Volcanic lightning is more likely to hit land than sea
Scientists aren’t sure exactly what causes volcanic lightning, but they do know that it often occurs near the ground in dense clouds of ash and lava, or high in the stratosphere, near a plume of volcanic smoke. Scientists think that lightning is triggered when ash particles collide and build up an electrical charge. As the ash and lava cool, the electricity in the air between the charged particles and the neutral ash balances out the charges. During eruptions, the plume can be a few kilometers wide, or even higher.
Scientists also believe that volcanoes can release gases that are harmful to human health. These gases are known as quiescent gas, and they are released during periods between eruptions. Volcanic lightning is also common in ash clouds, especially those resulting from large, explosive eruptions. Experts at the National Weather Service in Anchorage and the University of Alaska Fairbanks have confirmed that the audible booms heard in coastal areas of Alaska occurred as a result of the eruption.

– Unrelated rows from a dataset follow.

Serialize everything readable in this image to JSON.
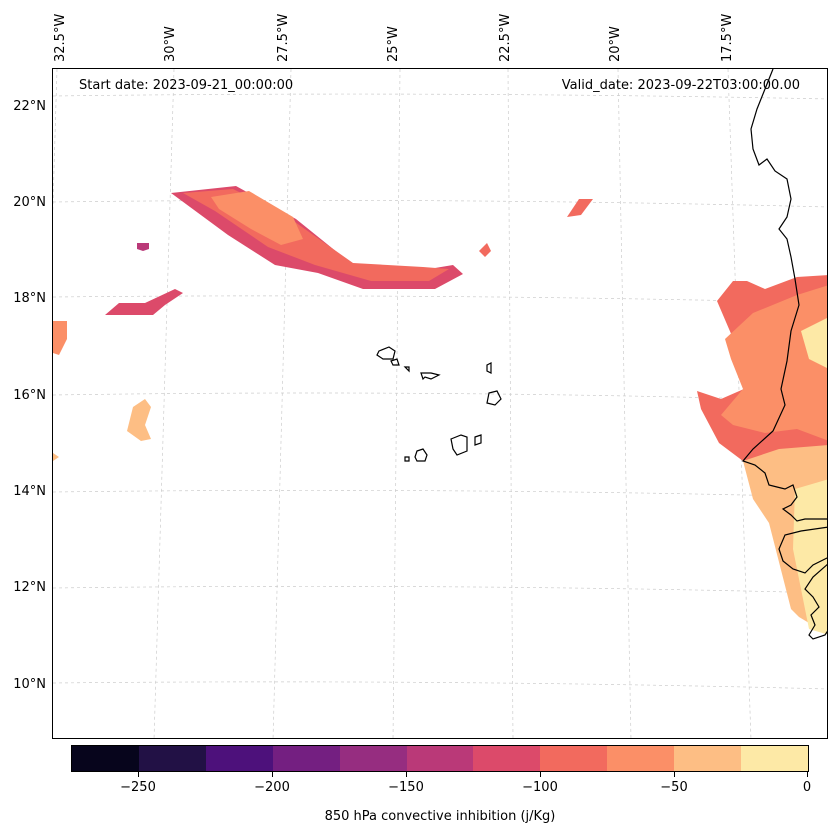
{
  "map": {
    "start_date": "Start date: 2023-09-21_00:00:00",
    "valid_date": "Valid_date: 2023-09-22T03:00:00.00",
    "lat_labels": [
      "22°N",
      "20°N",
      "18°N",
      "16°N",
      "14°N",
      "12°N",
      "10°N"
    ],
    "lon_labels": [
      "32.5°W",
      "30°W",
      "27.5°W",
      "25°W",
      "22.5°W",
      "20°W",
      "17.5°W"
    ],
    "gridlines": "dashed",
    "variable": "850 hPa convective inhibition",
    "units": "j/Kg"
  },
  "colorbar": {
    "title": "850 hPa convective inhibition (j/Kg)",
    "tick_labels": [
      "−250",
      "−200",
      "−150",
      "−100",
      "−50",
      "0"
    ],
    "levels": [
      -275,
      -250,
      -225,
      -200,
      -175,
      -150,
      -125,
      -100,
      -75,
      -50,
      -25,
      0
    ],
    "colors": [
      "#07051c",
      "#221145",
      "#4d117b",
      "#741f81",
      "#962d80",
      "#ba3978",
      "#dc4a6a",
      "#f26a5e",
      "#fb8f67",
      "#fdbe84",
      "#fde9a6"
    ]
  },
  "colors": {
    "coastline": "#000000",
    "gridline": "#cccccc"
  }
}
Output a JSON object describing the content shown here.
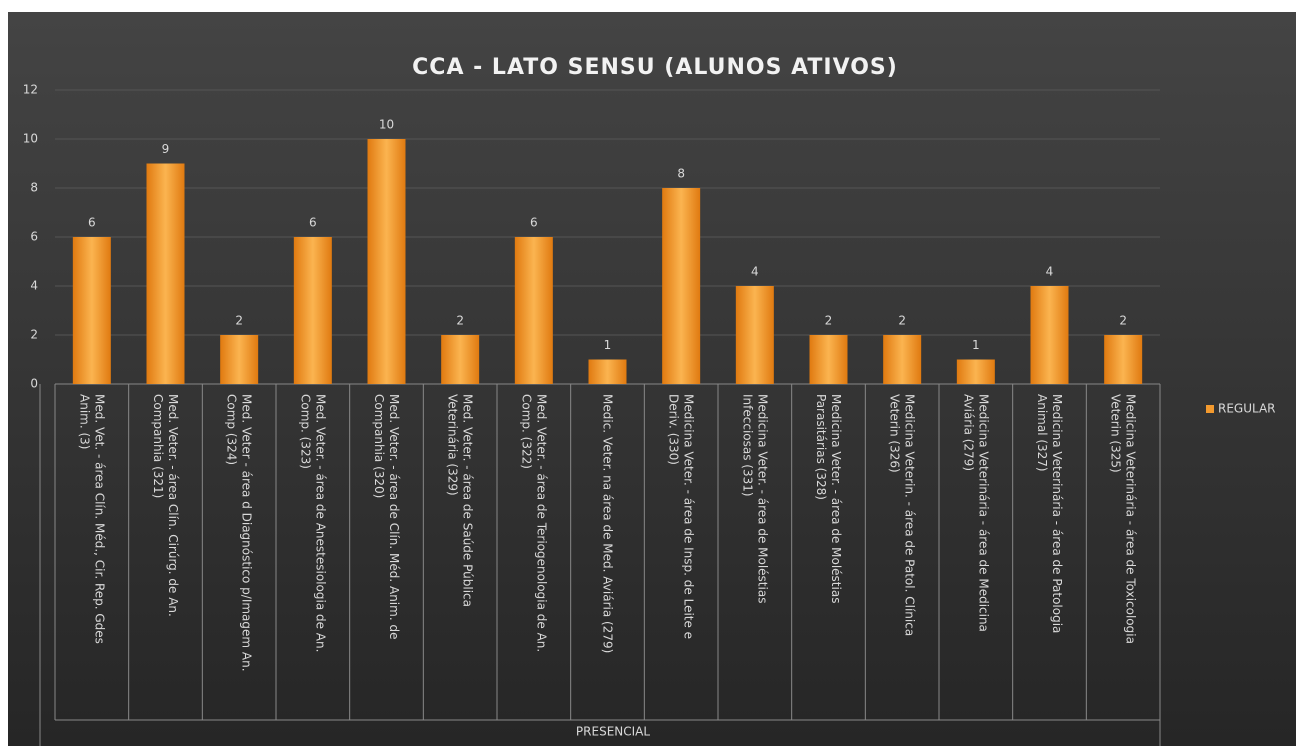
{
  "chart_data": {
    "type": "bar",
    "title": "CCA - LATO SENSU (ALUNOS ATIVOS)",
    "group_label": "PRESENCIAL",
    "categories": [
      "Med. Vet. - área Clín. Méd., Cir. Rep. Gdes Anim. (3)",
      "Med. Veter. - área Clín. Cirúrg. de An. Companhia (321)",
      "Med. Veter - área d Diagnóstico p/Imagem An. Comp (324)",
      "Med. Veter. - área de Anestesiologia de An. Comp. (323)",
      "Med. Veter. - área de Clín. Méd. Anim. de Companhia (320)",
      "Med. Veter. - área de Saúde Pública Veterinária (329)",
      "Med. Veter. - área de Teriogenologia de An. Comp. (322)",
      "Medic. Veter. na área de Med. Aviária (279)",
      "Medicina Veter. - área de Insp. de Leite e Deriv. (330)",
      "Medicina Veter. - área de Moléstias Infecciosas (331)",
      "Medicina Veter. - área de Moléstias Parasitárias (328)",
      "Medicina Veterin. - área de Patol. Clínica Veterin (326)",
      "Medicina Veterinária - área de Medicina Aviária (279)",
      "Medicina Veterinária - área de Patologia Animal (327)",
      "Medicina Veterinária - área de Toxicologia Veterin (325)"
    ],
    "series": [
      {
        "name": "REGULAR",
        "color": "#f39a2e",
        "values": [
          6,
          9,
          2,
          6,
          10,
          2,
          6,
          1,
          8,
          4,
          2,
          2,
          1,
          4,
          2
        ]
      }
    ],
    "ylim": [
      0,
      12
    ],
    "yticks": [
      0,
      2,
      4,
      6,
      8,
      10,
      12
    ],
    "grid": true,
    "legend": "right"
  }
}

Scientists have observed that the Hunga Tonga eruption produced a shocking amount of lightning. During this volcanic eruption, the lava vaporized seawater and was fragmented into tiny ash particles. When the steam froze in the upper atmosphere, it formed tiny ice crystals, which joined the particles. The motion of these particles caused huge amounts of static charge separation. 80% of all lightning strikes recorded in the past two hours were split above the Hunga Tonga-Hunga Ha’apai eruption. In addition to producing a devastating blast, the shockwave from the event was also felt across many U.S. states and Canada.